The Librarians (also known as Strike Force) is a 2003 action thriller film directed by Mike Kirton. The film stars William Forsythe, Andrew Divoff, Erika Eleniak, and Christopher Atkins.

==Plot==
William Clark (played by Michael Parks), a former associate of Simon (played by William Forsythe), hires Simon who, along with his pal mercenaries Toshko and G-Man, call themselves The Librarians. Their goal is to find Clark's missing granddaughter Amanda. With the help of his old friend, Irish (played uncredited by Burt Reynolds), Simon runs into Sandi (played by Erika Eleniak) at the strip club where Amanda was working before she disappeared. Simon soon learns that Sandi, who is working at this strip club, is actually a Chicago police detective and martial arts expert who is there trying to find her sister who's been missing for a year. Together they try to find Amanda and whether Sandi's sister is still alive. As Sandi and Simon get closer to the truth and each other, the danger and the heat will rise.

==Cast==
- William Forsythe as Simon
- Andrew Divoff as Marcos
- Erika Eleniak as Sandi Clark
- Christopher Atkins as Ringo
- Daniel Bernhardt as Toshko
- Rebecca Forsythe as Megan
- Burt Reynolds as 'Irish' (uncredited)
- Matthias Hues as Ciro
- Amaury Nolasco as 'G-Man'
- Ed Lauter as John Strong
- Michael Parks as William Clark

==Production==
Shooting took place in Palm Beach County, Florida.

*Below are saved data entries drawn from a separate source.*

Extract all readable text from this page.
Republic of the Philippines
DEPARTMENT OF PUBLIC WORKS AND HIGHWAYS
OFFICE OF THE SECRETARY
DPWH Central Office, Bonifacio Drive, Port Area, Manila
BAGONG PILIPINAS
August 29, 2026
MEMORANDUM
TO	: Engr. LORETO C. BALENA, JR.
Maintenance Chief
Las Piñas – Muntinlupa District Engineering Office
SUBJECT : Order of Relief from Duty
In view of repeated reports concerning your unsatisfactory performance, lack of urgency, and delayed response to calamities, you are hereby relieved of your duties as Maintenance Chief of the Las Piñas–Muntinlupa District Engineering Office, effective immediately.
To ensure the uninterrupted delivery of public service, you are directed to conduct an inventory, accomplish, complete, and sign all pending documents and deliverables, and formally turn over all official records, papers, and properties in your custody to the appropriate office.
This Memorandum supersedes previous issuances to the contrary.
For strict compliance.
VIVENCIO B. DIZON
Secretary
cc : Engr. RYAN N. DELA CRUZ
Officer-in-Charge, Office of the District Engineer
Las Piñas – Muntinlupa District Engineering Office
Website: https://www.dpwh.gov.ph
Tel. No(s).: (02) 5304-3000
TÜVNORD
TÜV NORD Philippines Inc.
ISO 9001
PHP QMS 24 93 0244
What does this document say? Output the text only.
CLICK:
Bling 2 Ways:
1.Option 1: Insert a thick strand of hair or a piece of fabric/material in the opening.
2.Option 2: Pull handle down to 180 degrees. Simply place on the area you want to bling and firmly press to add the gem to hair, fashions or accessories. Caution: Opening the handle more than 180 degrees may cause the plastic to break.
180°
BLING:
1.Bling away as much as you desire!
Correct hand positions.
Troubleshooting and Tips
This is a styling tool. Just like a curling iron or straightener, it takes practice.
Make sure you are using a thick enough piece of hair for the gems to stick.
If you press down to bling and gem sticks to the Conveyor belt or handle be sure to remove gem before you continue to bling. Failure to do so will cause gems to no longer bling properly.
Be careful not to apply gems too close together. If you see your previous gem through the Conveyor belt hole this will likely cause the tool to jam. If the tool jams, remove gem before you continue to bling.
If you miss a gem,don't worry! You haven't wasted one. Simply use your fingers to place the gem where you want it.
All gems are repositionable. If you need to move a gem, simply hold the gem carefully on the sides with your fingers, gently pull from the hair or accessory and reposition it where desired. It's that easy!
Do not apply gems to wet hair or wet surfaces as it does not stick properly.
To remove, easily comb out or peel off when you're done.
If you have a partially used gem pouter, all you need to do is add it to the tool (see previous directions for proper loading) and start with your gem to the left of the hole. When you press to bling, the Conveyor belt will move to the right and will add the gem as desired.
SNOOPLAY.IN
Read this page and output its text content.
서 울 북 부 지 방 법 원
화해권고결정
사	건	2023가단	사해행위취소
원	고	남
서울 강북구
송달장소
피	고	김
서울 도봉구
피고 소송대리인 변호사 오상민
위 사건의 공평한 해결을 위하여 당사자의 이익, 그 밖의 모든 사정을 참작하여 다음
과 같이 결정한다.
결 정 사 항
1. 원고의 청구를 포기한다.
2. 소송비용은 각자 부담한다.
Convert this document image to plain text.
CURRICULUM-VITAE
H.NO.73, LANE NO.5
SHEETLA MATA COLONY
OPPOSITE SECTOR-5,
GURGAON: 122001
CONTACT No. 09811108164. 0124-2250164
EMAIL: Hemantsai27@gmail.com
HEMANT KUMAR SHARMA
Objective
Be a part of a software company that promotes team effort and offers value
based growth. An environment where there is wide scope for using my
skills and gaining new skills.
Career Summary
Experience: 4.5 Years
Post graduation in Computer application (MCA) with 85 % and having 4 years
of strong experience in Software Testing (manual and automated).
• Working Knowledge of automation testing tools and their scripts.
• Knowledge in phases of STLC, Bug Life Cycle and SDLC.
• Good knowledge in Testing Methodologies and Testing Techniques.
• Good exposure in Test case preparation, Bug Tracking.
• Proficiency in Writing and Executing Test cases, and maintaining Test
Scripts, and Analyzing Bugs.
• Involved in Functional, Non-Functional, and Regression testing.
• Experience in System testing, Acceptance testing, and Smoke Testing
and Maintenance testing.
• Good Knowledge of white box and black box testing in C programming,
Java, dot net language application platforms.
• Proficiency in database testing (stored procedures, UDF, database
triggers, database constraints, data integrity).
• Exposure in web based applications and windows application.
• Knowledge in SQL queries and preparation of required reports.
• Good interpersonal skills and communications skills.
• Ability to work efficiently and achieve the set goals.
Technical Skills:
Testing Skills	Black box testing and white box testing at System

Local schoolchildren worked on the set as interns, recruited from an educational program begun by producer Greg Hauptner.

==Release==
The film was originally released as The Librarians in 2001. Lionsgate released it in the US in 2003 as Strike Force.

==Reception==
David Johnson of DVD Verdict wrote, "Suffice it to say, Strike Force is every bit as stupid and forgettable as its insipid title suggests."